Le président kényan William Ruto, en tant qu'hôte du premier sommet franco-africain organisé à Nairobi, a tiré la sonnette d'alarme mardi sur les inégalités diplomatiques et financières dont souffre le continent africain. Il a fait valoir que la voix de l'Afrique doit être entendue au sein d'organismes internationaux, en particulier au Conseil de sécurité de l'ONU.
Lors du deuxième jour de cette rencontre intitulée Africa Forward, Emmanuel Macron, président français, a répondu à l'appel de Ruto, affirmant que "la France soutient cet agenda".
"L'Afrique ne demande pas des privilèges, mais une équité" a déclaré Ruto de la tribune, devant une trentaine de dirigeants africains. Ce sommet a également mis l'accent sur l'entrepreneuriat, la jeunesse et le sport au cours de sa première journée.
Ruto a insisté sur l'urgence pour la communauté internationale de reconnaître que l'Afrique ne doit pas être exclue des décisions influentes. "Il est indéfendable qu'un continent de 1,6 milliard d'habitants reste sans représentation permanente au sein du Conseil de sécurité", a-t-il ajouté, soulignant que cette situation érode la légitimité de l'ordre international.
Macron, pour sa part, a exprimé le souhait de voir l'Afrique mieux représentée au sein des instances financières mondiales, tout en continuant de renforcer sa complicité avec Ruto tout au long des discussions du sommet.
Les deux présidents se retrouveront lors du G7 à Evian en juin, où ils comptent avancer sur une réforme de l'architecture financière internationale, visant à faciliter les investissements privés en Afrique.
Ruto a également dénoncé, avec préoccupation, un système financier mondial que l'on peut qualifier de structurellement inégal, citant des taux d'emprunt prohibitifs, l'accès limité à certains financements, ainsi que des préjugés dans les systèmes de notation qui freinent l’investissement étranger.
Loin de considérer cette situation comme inéluctable, Ruto a affirmé que "ce déséquilibre est injustifiable" et constitue un obstacle significatif face à la capacité de l'Afrique à assurer son développement. Selon lui, le continent dispose de plus de 4.000 milliards de dollars en épargne à long terme, des réserves qui doivent être utilisées pour financer ses propres projets et ambitions.
"Il est essentiel que l'Afrique finance son propre développement", a insisté M. Ruto, soulignant que ni la Banque mondiale ni le Fonds monétaire international ne peuvent à eux seuls assumer la charge du progrès souhaité.
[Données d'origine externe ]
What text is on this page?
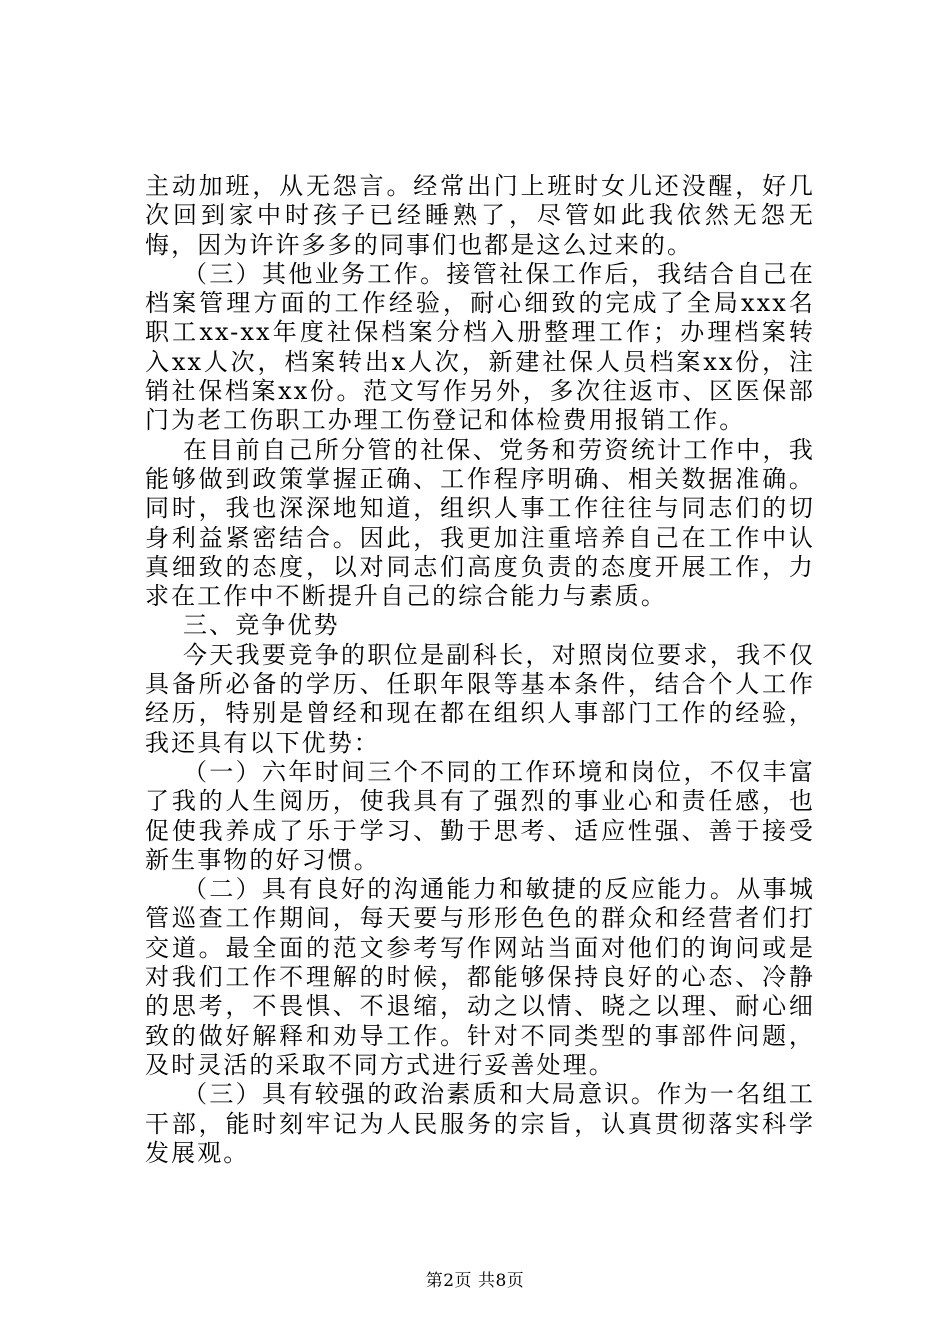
主动加班，从无怨言。经常出门上班时女儿还没醒，好几次回到家中时孩子已经睡熟了，尽管如此我依然无怨无悔，因为许许多多的同事们也都是这么过来的。

（三）其他业务工作。接管社保工作后，我结合自己在档案管理方面的工作经验，耐心细致的完成了全局xxx名职工xx-xx年度社保档案分档入册整理工作；办理档案转入xx人次，档案转出x人次，新建社保人员档案xx份，注销社保档案xx份。范文写作另外，多次往返市、区医保部门为老工伤职工办理工伤登记和体检费用报销工作。

在目前自己所分管的社保、党务和劳资统计工作中，我能够做到政策掌握正确、工作程序明确、相关数据准确。同时，我也深深地知道，组织人事工作往往与同志们的切身利益紧密结合。因此，我更加注重培养自己在工作中认真细致的态度，以对同志们高度负责的态度开展工作，力求在工作中不断提升自己的综合能力与素质。

三、竞争优势

今天我要竞争的职位是副科长，对照岗位要求，我不仅具备所必备的学历、任职年限等基本条件，结合个人工作经历，特别是曾经和现在都在组织人事部门工作的经验，我还具有以下优势：

（一）六年时间三个不同的工作环境和岗位，不仅丰富了我的人生阅历，使我具有了强烈的事业心和责任感，也促使我养成了乐于学习、勤于思考、适应性强、善于接受新生事物的好习惯。

（二）具有良好的沟通能力和敏捷的反应能力。从事城管巡查工作期间，每天要与形形色色的群众和经营者们打交道。最全面的范文参考写作网站当面对他们的询问或是对我们工作不理解的时候，都能够保持良好的心态、冷静的思考，不畏惧、不退缩，动之以情、晓之以理、耐心细致的做好解释和劝导工作。针对不同类型的事部件问题，及时灵活的采取不同方式进行妥善处理。

（三）具有较强的政治素质和大局意识。作为一名组工干部，能时刻牢记为人民服务的宗旨，认真贯彻落实科学发展观。

第2页 共8页
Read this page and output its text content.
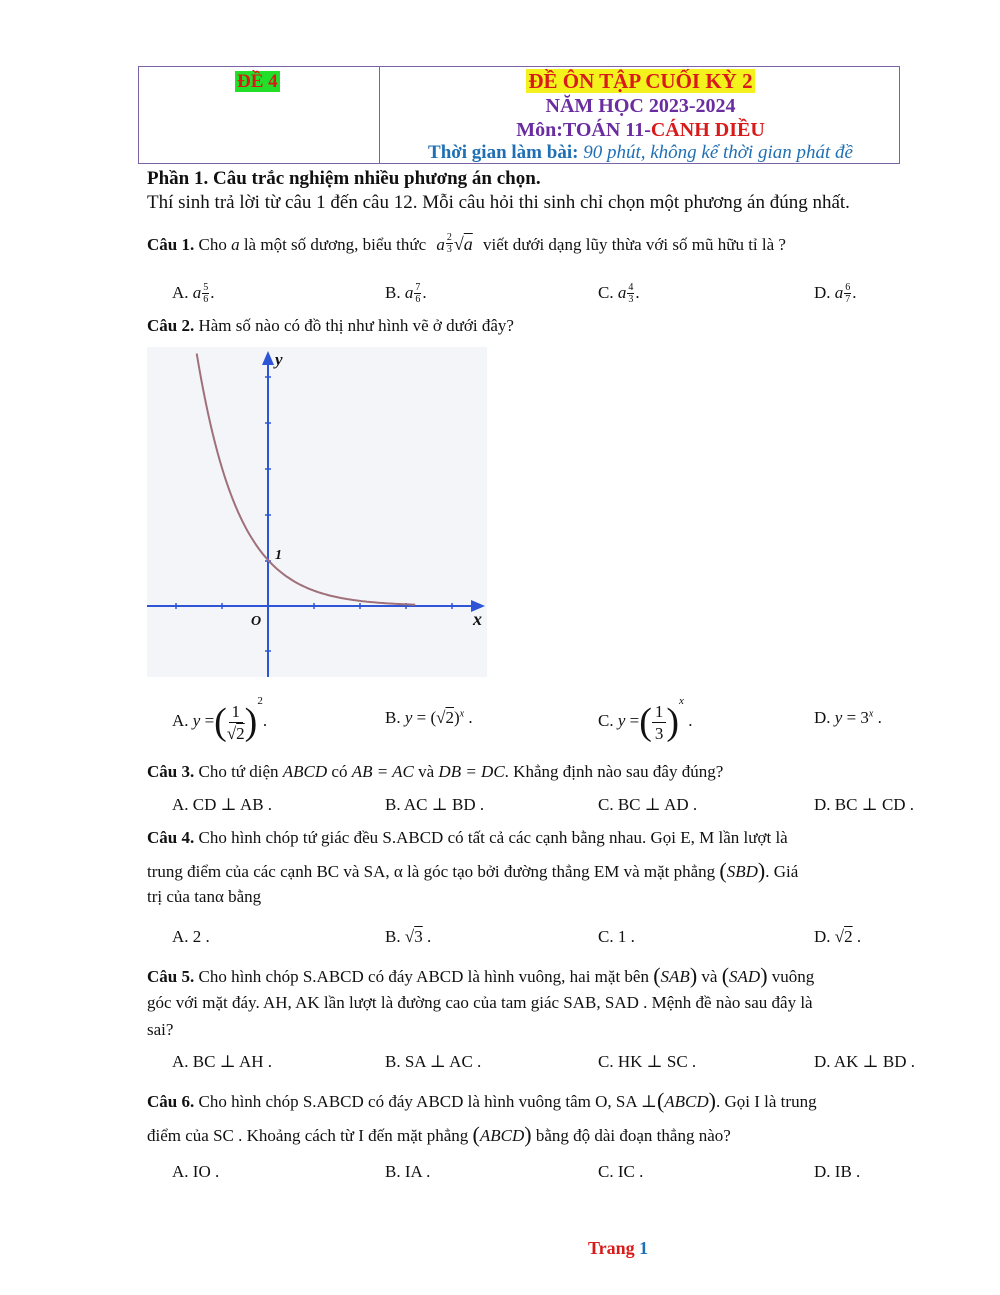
ĐỀ 4	ĐỀ ÔN TẬP CUỐI KỲ 2
NĂM HỌC 2023-2024
Môn:TOÁN 11-CÁNH DIỀU
Thời gian làm bài: 90 phút, không kể thời gian phát đề
Phần 1. Câu trắc nghiệm nhiều phương án chọn.
Thí sinh trả lời từ câu 1 đến câu 12. Mỗi câu hỏi thi sinh chỉ chọn một phương án đúng nhất.
Câu 1. Cho a là một số dương, biểu thức a $\frac{2}{3} √a$ viết dưới dạng lũy thừa với số mũ hữu tỉ là ?
A. a $\frac{5}{6}$ .	B. a $\frac{7}{6}$ .	C. a $\frac{4}{3}$ .	D. a $\frac{6}{7}$ .
Câu 2. Hàm số nào có đồ thị như hình vẽ ở dưới đây?
y
x
O
1
A. y =( $\frac{1}{√2} )^2$.	B. $y = (√2)^x$ .	C. y =( $\frac{1}{3} )^x$ .	D. $y = 3^x$ .
Câu 3. Cho tứ diện ABCD có AB = AC và DB = DC. Khẳng định nào sau đây đúng?
A. CD ⊥ AB .	B. AC ⊥ BD .	C. BC ⊥ AD .	D. BC ⊥ CD .
Câu 4. Cho hình chóp tứ giác đều S.ABCD có tất cả các cạnh bằng nhau. Gọi E, M lần lượt là
trung điểm của các cạnh BC và SA, α là góc tạo bởi đường thẳng EM và mặt phẳng (SBD). Giá
trị của tanα bằng
A. 2 .	B. √3 .	C. 1 .	D. √2 .
Câu 5. Cho hình chóp S.ABCD có đáy ABCD là hình vuông, hai mặt bên (SAB) và (SAD) vuông
góc với mặt đáy. AH, AK lần lượt là đường cao của tam giác SAB, SAD . Mệnh đề nào sau đây là
sai?
A. BC ⊥ AH .	B. SA ⊥ AC .	C. HK ⊥ SC .	D. AK ⊥ BD .
Câu 6. Cho hình chóp S.ABCD có đáy ABCD là hình vuông tâm O, SA ⊥(ABCD). Gọi I là trung
điểm của SC . Khoảng cách từ I đến mặt phẳng (ABCD) bằng độ dài đoạn thẳng nào?
A. IO .	B. IA .	C. IC .	D. IB .
Trang 1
Pour renforcer sa richesse interne, l'Afrique doit également améliorer la connexion entre ses États via la Zone continentale de libre-échange africaine (Zeclaf), entrée en vigueur en 2021 mais encore en phase embryonnaire. La nécessité de dynamiser les investissements dans les infrastructures de transport a été mise en avant, car le commerce intra-africain ne représente actuellement qu'environ 15% des échanges commerciaux selon des données de la Zeclaf.
À l'issue de la première journée, lorsque Macron et Ruto ont insisté sur le besoin d’investissements plutôt que d’aides publiques, le président français a annoncé un engagement de 23 milliards d'euros pour le continent africain, dont 14 milliards provenants du secteur privé.
Ruto a affirmé avec conviction, citant les ressources naturelles de l'Afrique, son potentiel en énergie renouvelable et sa population jeune, que le continent est non pas une partie des problèmes mondiaux, mais bien une partie de la solution. "Nous avons une occasion historique de mener la transition énergétique mondiale", a-t-il ajouté, insistant sur le fait que cette transition doit s'accompagner d'une industrialisation et d un développement intégral de l'Afrique.